US dollar bulls were setting the tone in the Asian trade. The USD/JPY pair is approaching a 2-week high. The US dollar surpassed the level of 112.00 against the Japanese yen as investors are pleased about the upgraded US GDP data for the third quarter. Earlier, consumer sentiment was reported to surge to a 17-year high. Japan released flash data on industrial production for October. According to the government data, the industrial output rose by 0.5% last month, way below expectations for a 1.9% expansion. Traders cheered macroeconomic statistics from China. The National Bureau of Statistics reported the business activity in the key manufacturing sector picked up to 51.9 in November, which is the strongest reading in nearly 5 years. Besides, the official non-manufacturing PMI grew to 54.9 in November from 54.3 in October.
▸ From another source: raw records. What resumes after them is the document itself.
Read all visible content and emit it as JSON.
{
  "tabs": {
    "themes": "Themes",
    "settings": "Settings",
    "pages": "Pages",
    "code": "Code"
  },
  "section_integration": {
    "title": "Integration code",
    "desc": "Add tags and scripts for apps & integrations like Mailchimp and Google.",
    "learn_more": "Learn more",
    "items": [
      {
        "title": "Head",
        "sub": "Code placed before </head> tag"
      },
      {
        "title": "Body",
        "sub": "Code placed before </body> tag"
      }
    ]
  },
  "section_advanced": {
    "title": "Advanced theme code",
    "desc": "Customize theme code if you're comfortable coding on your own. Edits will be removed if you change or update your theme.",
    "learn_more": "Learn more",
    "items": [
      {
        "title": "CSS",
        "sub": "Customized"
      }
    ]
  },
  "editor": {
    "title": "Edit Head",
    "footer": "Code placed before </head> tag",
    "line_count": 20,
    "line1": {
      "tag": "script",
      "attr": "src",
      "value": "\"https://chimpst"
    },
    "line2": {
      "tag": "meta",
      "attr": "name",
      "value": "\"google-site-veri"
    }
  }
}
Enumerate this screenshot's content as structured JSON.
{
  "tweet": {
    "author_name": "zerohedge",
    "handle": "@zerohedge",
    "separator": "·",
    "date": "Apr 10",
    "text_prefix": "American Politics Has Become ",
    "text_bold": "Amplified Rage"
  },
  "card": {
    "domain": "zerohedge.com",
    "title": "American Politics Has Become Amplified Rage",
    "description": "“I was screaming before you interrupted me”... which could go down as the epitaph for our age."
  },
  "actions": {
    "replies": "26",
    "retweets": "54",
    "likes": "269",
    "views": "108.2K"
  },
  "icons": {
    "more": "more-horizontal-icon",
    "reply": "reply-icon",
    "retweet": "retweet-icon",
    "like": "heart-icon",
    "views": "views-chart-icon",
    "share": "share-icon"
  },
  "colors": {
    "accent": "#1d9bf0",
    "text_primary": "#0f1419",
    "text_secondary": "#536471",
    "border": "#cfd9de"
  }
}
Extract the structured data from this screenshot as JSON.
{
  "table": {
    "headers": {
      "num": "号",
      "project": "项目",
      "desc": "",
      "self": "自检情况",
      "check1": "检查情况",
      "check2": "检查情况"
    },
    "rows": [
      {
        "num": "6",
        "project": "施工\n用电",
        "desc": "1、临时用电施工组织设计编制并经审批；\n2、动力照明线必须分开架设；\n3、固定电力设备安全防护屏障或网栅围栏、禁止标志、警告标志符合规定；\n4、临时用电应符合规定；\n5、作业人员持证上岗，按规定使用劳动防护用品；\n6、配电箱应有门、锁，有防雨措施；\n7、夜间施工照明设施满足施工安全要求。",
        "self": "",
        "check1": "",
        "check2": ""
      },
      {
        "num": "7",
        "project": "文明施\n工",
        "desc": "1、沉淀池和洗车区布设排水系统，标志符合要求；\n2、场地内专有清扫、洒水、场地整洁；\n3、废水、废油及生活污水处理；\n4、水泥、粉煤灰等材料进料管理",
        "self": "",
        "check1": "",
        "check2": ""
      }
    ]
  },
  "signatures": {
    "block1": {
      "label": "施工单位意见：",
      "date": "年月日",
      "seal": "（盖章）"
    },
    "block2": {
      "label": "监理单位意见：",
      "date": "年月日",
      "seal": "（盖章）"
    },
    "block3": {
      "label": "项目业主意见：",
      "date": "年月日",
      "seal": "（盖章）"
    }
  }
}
Such upbeat data is viewed by traders as evidence of sustainable strength of China’s economy. The Australian dollar, a proxy for China’s performance, rebounded instantly. The AUD/USD pair is trading higher near 0.7580 despite a revival of the US dollar. Analysts say that the US dollar is set for a monthly loss against a basket of currencies in November. Above all, market participants are worried about a standoff between the US and North Korea. In light of the latest launch of a ballistic missile by North Korea, most experts warn that such a provocation could entail cambat operations. Last but not least, investors are annoyed about a slow progress in the US tax legislation. These are weighty reasons why the US dollar could extend a losing streak in the short-term.